KW Recovery Team members wear many hats

 

By JERRY NUNN

The Kirtland’s Warbler recovery team, like the habitat it seeks to manage, could itself be a study in diversity. Drawing on the skills and knowledge of many, the team is made up of people from several federal and state agencies.

While all these organizations devote many hours of time and many shared resources to the study and management of the warbler, to all the people involved, the songbird is but a tiny piece of their daily jobs.

One of those people is Phil Huber; the U. S. Forest Service authority on the Kirtland’s Warbler and a member of the warbler recovery team since 1991.

While the bird can keep him busy, it is only a small part of many jobs he conducts at the Mio Ranger’s office. Huber also works as his district’s assistant ranger and forestry manager, along with doing wildlife biology, environmental analysis and assessment.

One of Huber’s favorite jobs gives him the opportunity to travel – each summer since 1985 he has spent time out west, fighting forest fires.

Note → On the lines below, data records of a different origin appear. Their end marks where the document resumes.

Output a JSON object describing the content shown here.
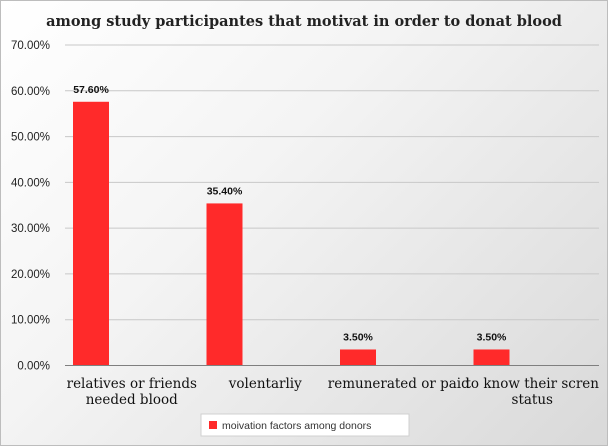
{
  "chart_data": {
    "type": "bar",
    "title": "among  study participantes  that motivat  in order to donat blood",
    "categories": [
      [
        "relatives or friends",
        "needed blood"
      ],
      [
        "volentarliy"
      ],
      [
        "remunerated or paid"
      ],
      [
        "to know their scren",
        "status"
      ]
    ],
    "series": [
      {
        "name": "moivation factors among donors",
        "values": [
          57.6,
          35.4,
          3.5,
          3.5
        ],
        "data_labels": [
          "57.60%",
          "35.40%",
          "3.50%",
          "3.50%"
        ],
        "color": "#ff2a2a"
      }
    ],
    "y_ticks": [
      "0.00%",
      "10.00%",
      "20.00%",
      "30.00%",
      "40.00%",
      "50.00%",
      "60.00%",
      "70.00%"
    ],
    "ylim": [
      0,
      70
    ],
    "grid": true,
    "legend_position": "bottom"
  }
}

“Nearly everyone involved with this organization is expected to help with fire-fighting in one way or the other. There’s a lot of activity,” said Huber, who last year worked as a dispatcher in Missoula, Montana. “I was dispatching smoke jumpers to fires, engines crews and retardant aircraft to different fires, it’s very exciting. You’ll have a lightening storm go through in the afternoon and there may be as many as 50 fires from that one storm.”

Misguided but well meaning environmental practices of the past cause problems today in the west, which experiences a phenomenon known as dry lightening, severe electrical storms that contain no rain. The combination can be devastating, according to Huber.

“That country out there is born to burn,” said Huber. “We’ve been suppressing fire for a long time. There are many dead fuels. Now the Forest Service is beginning to look in the opposite direction, to start doing more burning in the landscape so that we don’t have these explosive fires.”

The uninformed environmental approach was not limited to the west, however. According to Huber, it is no different here and even though the results are not the same, today they are trying to reverse the effects of these early efforts.

“From what we know, this country is more forested now than it’s ever been. When this area was first settled in the 1860’s, we think it was fairly open,” said Huber. “The pine ecosystems were a mix of standing timber and large openings and a whole host of species would have used those openings.”

“In the 1930’s, when the Civilian Conversation Corps. worked in this area, they were attempting to reforest the state after logging of the late 1800’s and very early 1900’s. They did a little too good of a job and planted over areas that were native prairie and grassland openings,” said Huber.

Much of the habitat management performed by the forest service is not directed at the warbler, even though the bird often finds a direct benefit. Much warbler habitat is created as a means of fire prevention. Habitat management for other species such as grouse, deer and other species also have far reaching benefits and the also focus of environmental control.

A current move within the Forest Service is to return the area to its original habitat of old growth forests and open prairie, the way it was before the logging industry changed the environmental make-up of the state.

That takes teamwork, Huber said.

Before an area is managed, it undergoes an intense environmental assessment. Experts from a variety of fields such as botanists, biologists, entomologists and foresters perform a broad analysis before any work is begun. As a way of sharing resources, agency employees often cover several districts, with some, such as Huber and the warbler, specializing in a certain species or holding another area of expertise.